MCO rollout is not progressing for more than 5 hours during the scale upgrade

Cause
Whenever the nodes are over committed and no pod limit is available, you might see delays in the policy rollout, ICSP, pull secret, and MCO rollout changes.
Resolution
As a resolution, do the following step:
  • IBM Fusion HCI System nodes allow the maximum number of pods on a node as defined by OpenShift® Container Platform default and ensure to keep that count within the limit. Otherwise, you might see this issue.
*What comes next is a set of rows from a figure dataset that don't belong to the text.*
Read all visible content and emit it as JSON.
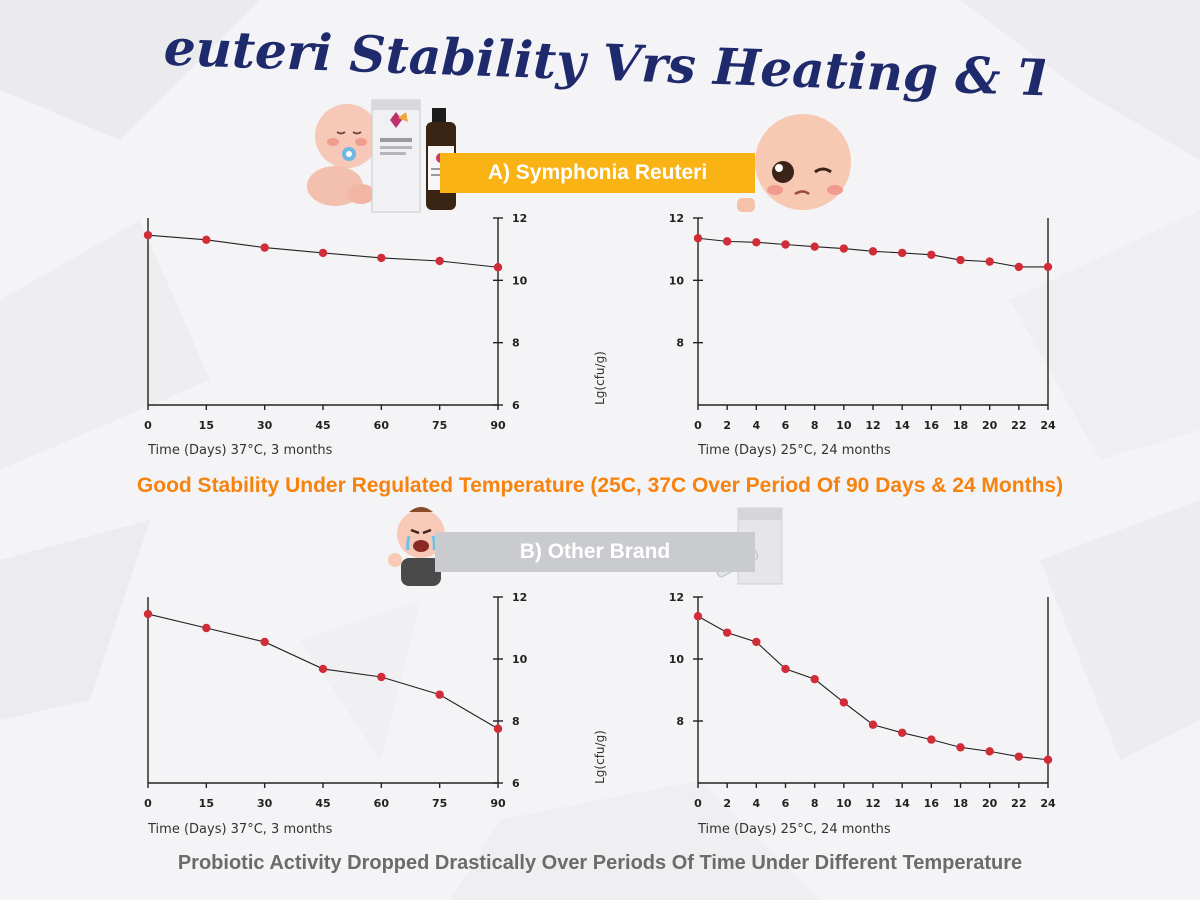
{
  "page": {
    "title": "L. Reuteri Stability Vrs Heating & Time",
    "banner_a": "A) Symphonia Reuteri",
    "banner_b": "B) Other Brand",
    "caption_good": "Good Stability Under Regulated Temperature (25C, 37C Over Period Of 90 Days & 24 Months)",
    "caption_drop": "Probiotic Activity Dropped Drastically Over Periods Of Time Under Different Temperature",
    "colors": {
      "title": "#1e2a6b",
      "banner_a": "#f9b314",
      "banner_b": "#c9cbcf",
      "caption_good": "#f6820f",
      "caption_drop": "#6b6b6b",
      "point": "#d12d38"
    },
    "icons": [
      "baby-sleeping-icon",
      "product-box-bottle-icon",
      "baby-winking-icon",
      "baby-crying-icon",
      "pill-pack-icon"
    ]
  },
  "chart_data": [
    {
      "type": "line",
      "group": "A) Symphonia Reuteri",
      "xlabel": "Time (Days) 37°C, 3 months",
      "ylabel": "",
      "x": [
        0,
        15,
        30,
        45,
        60,
        75,
        90
      ],
      "values": [
        11.45,
        11.3,
        11.05,
        10.88,
        10.72,
        10.62,
        10.42
      ],
      "ylim": [
        6,
        12
      ],
      "yticks": [
        6,
        8,
        10,
        12
      ],
      "y_axis_side": "right"
    },
    {
      "type": "line",
      "group": "A) Symphonia Reuteri",
      "xlabel": "Time (Days) 25°C, 24 months",
      "ylabel": "Lg(cfu/g)",
      "x": [
        0,
        2,
        4,
        6,
        8,
        10,
        12,
        14,
        16,
        18,
        20,
        22,
        24
      ],
      "values": [
        11.35,
        11.25,
        11.22,
        11.15,
        11.08,
        11.02,
        10.93,
        10.88,
        10.82,
        10.65,
        10.6,
        10.43,
        10.43
      ],
      "ylim": [
        6,
        12
      ],
      "yticks": [
        8,
        10,
        12
      ],
      "y_axis_side": "left"
    },
    {
      "type": "line",
      "group": "B) Other Brand",
      "xlabel": "Time (Days) 37°C, 3 months",
      "ylabel": "",
      "x": [
        0,
        15,
        30,
        45,
        60,
        75,
        90
      ],
      "values": [
        11.45,
        11.0,
        10.55,
        9.68,
        9.42,
        8.85,
        7.75
      ],
      "ylim": [
        6,
        12
      ],
      "yticks": [
        6,
        8,
        10,
        12
      ],
      "y_axis_side": "right"
    },
    {
      "type": "line",
      "group": "B) Other Brand",
      "xlabel": "Time (Days) 25°C, 24 months",
      "ylabel": "Lg(cfu/g)",
      "x": [
        0,
        2,
        4,
        6,
        8,
        10,
        12,
        14,
        16,
        18,
        20,
        22,
        24
      ],
      "values": [
        11.38,
        10.85,
        10.55,
        9.68,
        9.35,
        8.6,
        7.88,
        7.62,
        7.4,
        7.15,
        7.02,
        6.85,
        6.75
      ],
      "ylim": [
        6,
        12
      ],
      "yticks": [
        8,
        10,
        12
      ],
      "y_axis_side": "left"
    }
  ]
}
IBM Storage Scale cluster status is in a critical state after power on/off the rack

Cause
IBM Storage Scale cluster status is in critical state due to unmounted_fs_check is present on the filesystem CR.
Resolution
As a resolution, wait until this filesystem CR status gets cleared; after that, the IBM Storage Scale cluster status automatically returns to a healthy state. If the issue persists for a long time, then contact IBM support .

Disk upsize issues

  • Manual steps to test the /dev mount:

    After you add a new NVMe disk to the server, the new disk cannot be discovered in the IBM Storage Scale pod. The disks do not show up with /dev/nvme* device names in the POD, IBM Storage Scale need the device name /dev/nvme* to access the disks. Without the /dev/nvme* device name, the new disks cannot be added into recovery group.

    Resolution
    Do the following manual steps to mount disks to /dev in the pod.
    1. Log in to each IBM Storage Scale storage pods.
      oc exec -it <pod name> -c <container> /bin/sh
    2. Stop the GPFS daemons on one or more nodes:
      mmshutdown
    3. Mount /dev from the host running the following command:
      mount -t devtmpfs none /dev
    4. Validate that the content of /dev is from host and you can see sub directories like block, bus, char.
      mmstartup